Control Point, in fact, is part of a fast-emerging new channel bridging the gap between the highly complex Industrial IoT world and the mainstream IT market. That's no small task given the widely disparate cultural and technology requirements of the two worlds.
"We tend to play the role of converging IT and operational technology," he said. "We do understand both sides of the equation and can do a bit of translation for the companies who haven't bridged that gap."
The new channel is made up of engineering contractors, operational technology resellers and systems integrators like Control Point that understand both sides of the equation and are finding a robust market opportunity in Industrial IoT.
Research firm IDC forecast that manufacturing operations will see the largest IoT investment in 2017, to the tune of $105 billion, as more industrial companies implement solutions to help drive efficiency and cut costs on the manufacturing floor.
But manufacturing floors are facing road bumps in the Industrial IoT space, as IT teams lack an awareness of the tedious challenges, requirements and even culture of those on the operational technology side that work with industrial control systems such as programmable logic controllers and HVAC systems.
And on the other side of the coin, many operational technology teams are still in the dark when it comes to critical IT issues like security.
"The automation guys, for the most part, don't understand what's going on over there in the IT world, and the IT guys don't know what's going on in the industrial world," Murray said.
"Our customers who are most effective in doing what they're doing have bridged that gap and have people in their IT department who understand the requirements of the automation engineers on the factory floor, and the engineers understand the requirements that the IT people need to put in their systems to make them more secure," he said.
Jeff Miller, chief technologist of smart manufacturing at Avid Solutions, a Winston-Salem, N.C.-based systems integrator, said many IT teams do not understand just how vital -- and costly -- downtime can be for operational technology companies.
"There's still a lack of perspective from the IT side about what it means to operate in the manufacturing space," he said. "Downtime is equivalent to money.
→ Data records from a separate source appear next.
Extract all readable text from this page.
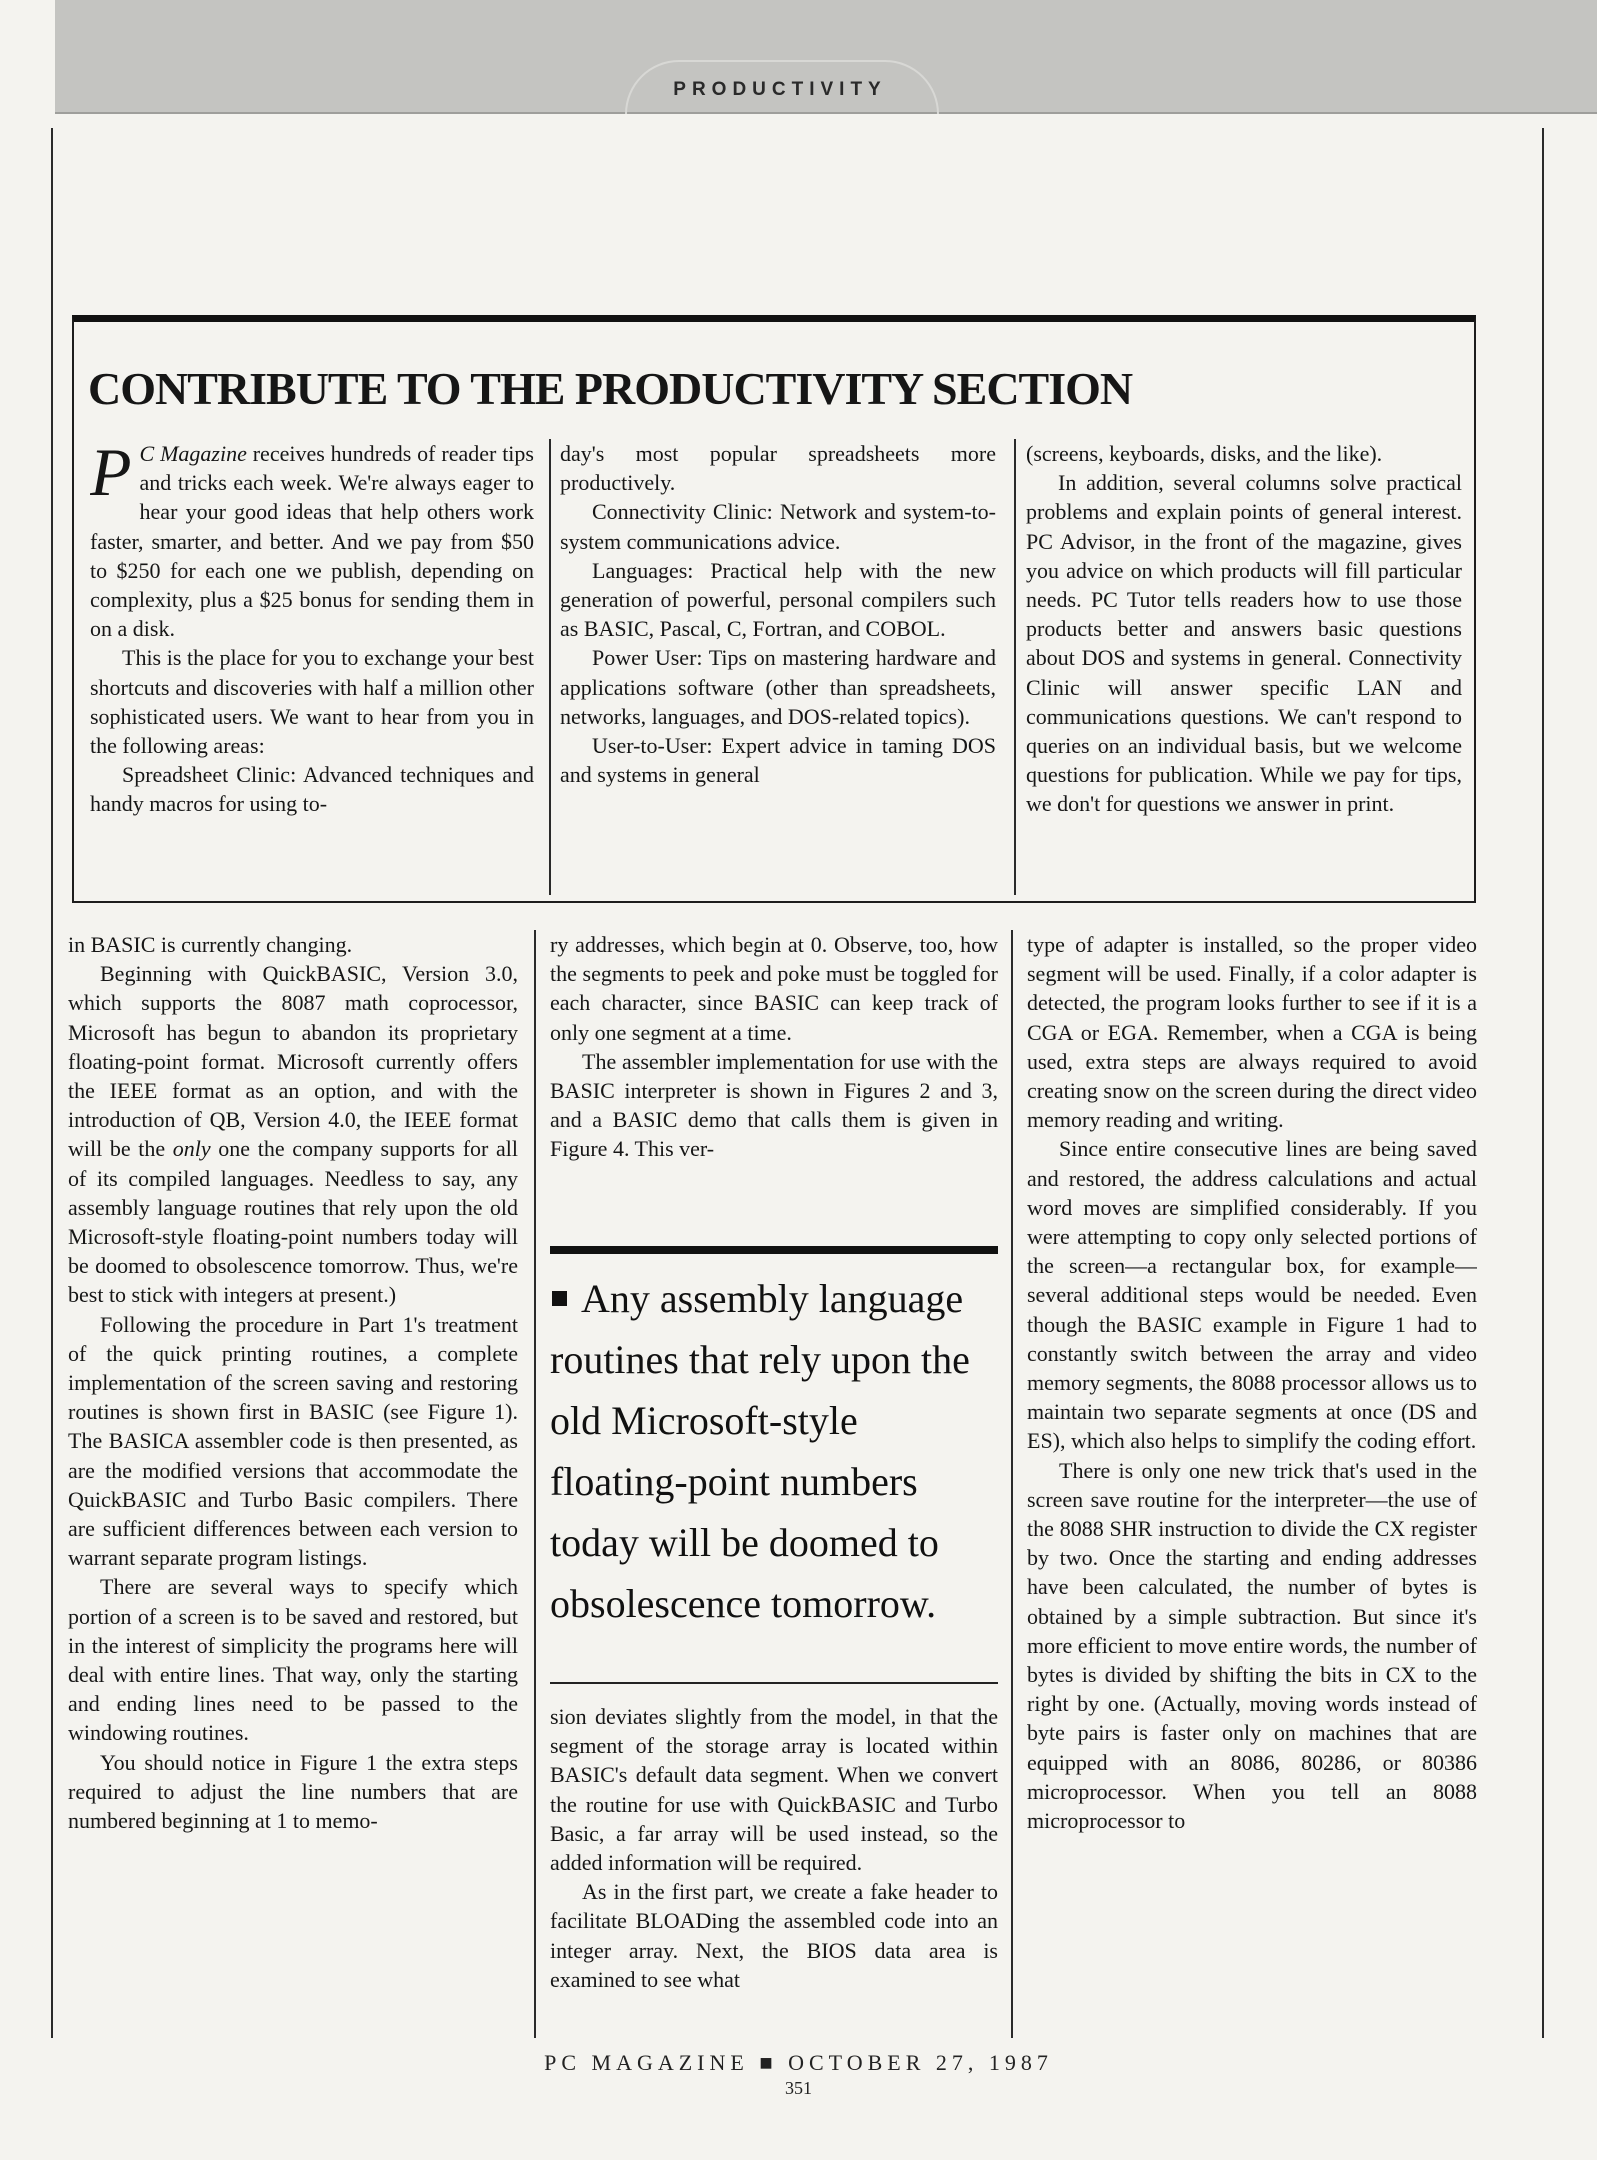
PRODUCTIVITY
CONTRIBUTE TO THE PRODUCTIVITY SECTION

P C Magazine receives hundreds of reader tips and tricks each week. We're always eager to hear your good ideas that help others work faster, smarter, and better. And we pay from $50 to $250 for each one we publish, depending on complexity, plus a $25 bonus for sending them in on a disk.

This is the place for you to exchange your best shortcuts and discoveries with half a million other sophisticated users. We want to hear from you in the following areas:

Spreadsheet Clinic: Advanced techniques and handy macros for using to-

day's most popular spreadsheets more productively.

Connectivity Clinic: Network and system-to-system communications advice.

Languages: Practical help with the new generation of powerful, personal compilers such as BASIC, Pascal, C, Fortran, and COBOL.

Power User: Tips on mastering hardware and applications software (other than spreadsheets, networks, languages, and DOS-related topics).

User-to-User: Expert advice in taming DOS and systems in general

(screens, keyboards, disks, and the like).

In addition, several columns solve practical problems and explain points of general interest. PC Advisor, in the front of the magazine, gives you advice on which products will fill particular needs. PC Tutor tells readers how to use those products better and answers basic questions about DOS and systems in general. Connectivity Clinic will answer specific LAN and communications questions. We can't respond to queries on an individual basis, but we welcome questions for publication. While we pay for tips, we don't for questions we answer in print.

in BASIC is currently changing.

Beginning with QuickBASIC, Version 3.0, which supports the 8087 math coprocessor, Microsoft has begun to abandon its proprietary floating-point format. Microsoft currently offers the IEEE format as an option, and with the introduction of QB, Version 4.0, the IEEE format will be the only one the company supports for all of its compiled languages. Needless to say, any assembly language routines that rely upon the old Microsoft-style floating-point numbers today will be doomed to obsolescence tomorrow. Thus, we're best to stick with integers at present.)

Following the procedure in Part 1's treatment of the quick printing routines, a complete implementation of the screen saving and restoring routines is shown first in BASIC (see Figure 1). The BASICA assembler code is then presented, as are the modified versions that accommodate the QuickBASIC and Turbo Basic compilers. There are sufficient differences between each version to warrant separate program listings.

There are several ways to specify which portion of a screen is to be saved and restored, but in the interest of simplicity the programs here will deal with entire lines. That way, only the starting and ending lines need to be passed to the windowing routines.

You should notice in Figure 1 the extra steps required to adjust the line numbers that are numbered beginning at 1 to memo-

ry addresses, which begin at 0. Observe, too, how the segments to peek and poke must be toggled for each character, since BASIC can keep track of only one segment at a time.

The assembler implementation for use with the BASIC interpreter is shown in Figures 2 and 3, and a BASIC demo that calls them is given in Figure 4. This ver-

Any assembly language routines that rely upon the old Microsoft-style floating-point numbers today will be doomed to obsolescence tomorrow.

sion deviates slightly from the model, in that the segment of the storage array is located within BASIC's default data segment. When we convert the routine for use with QuickBASIC and Turbo Basic, a far array will be used instead, so the added information will be required.

As in the first part, we create a fake header to facilitate BLOADing the assembled code into an integer array. Next, the BIOS data area is examined to see what

type of adapter is installed, so the proper video segment will be used. Finally, if a color adapter is detected, the program looks further to see if it is a CGA or EGA. Remember, when a CGA is being used, extra steps are always required to avoid creating snow on the screen during the direct video memory reading and writing.

Since entire consecutive lines are being saved and restored, the address calculations and actual word moves are simplified considerably. If you were attempting to copy only selected portions of the screen—a rectangular box, for example—several additional steps would be needed. Even though the BASIC example in Figure 1 had to constantly switch between the array and video memory segments, the 8088 processor allows us to maintain two separate segments at once (DS and ES), which also helps to simplify the coding effort.

There is only one new trick that's used in the screen save routine for the interpreter—the use of the 8088 SHR instruction to divide the CX register by two. Once the starting and ending addresses have been calculated, the number of bytes is obtained by a simple subtraction. But since it's more efficient to move entire words, the number of bytes is divided by shifting the bits in CX to the right by one. (Actually, moving words instead of byte pairs is faster only on machines that are equipped with an 8086, 80286, or 80386 microprocessor. When you tell an 8088 microprocessor to

PC MAGAZINE ■ OCTOBER 27, 1987
351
If it takes three seconds longer to load Microsoft Word, that would not be a big deal for an IT environment. But three seconds for a manufacturing floor is unacceptable."
Another challenge lies in the cultural differences between OT businesses, which are skilled in control systems and understand terms like "digital twin" or SCADA systems, and IT teams, which instead have a strong understanding and prioritization of cybersecurity.
Miller leads a team Avid Solutions built up about a year and half ago that helps expand the company's footprint in IT solutions, IoT and cybersecurity.
A vital opportunity for Miller's team is serving as that "interpreter" between the IT and operational technology sides of the IoT as customers connect their systems and infrastructure to the network.
"We are actively engaged in the community in educating our customers on how IoT may play within their IT OT infrastructure," he said. "A lot of companies rely on us to be the liaison between the IT and OT. We understand and communicate with both sides and provide a bridge between them."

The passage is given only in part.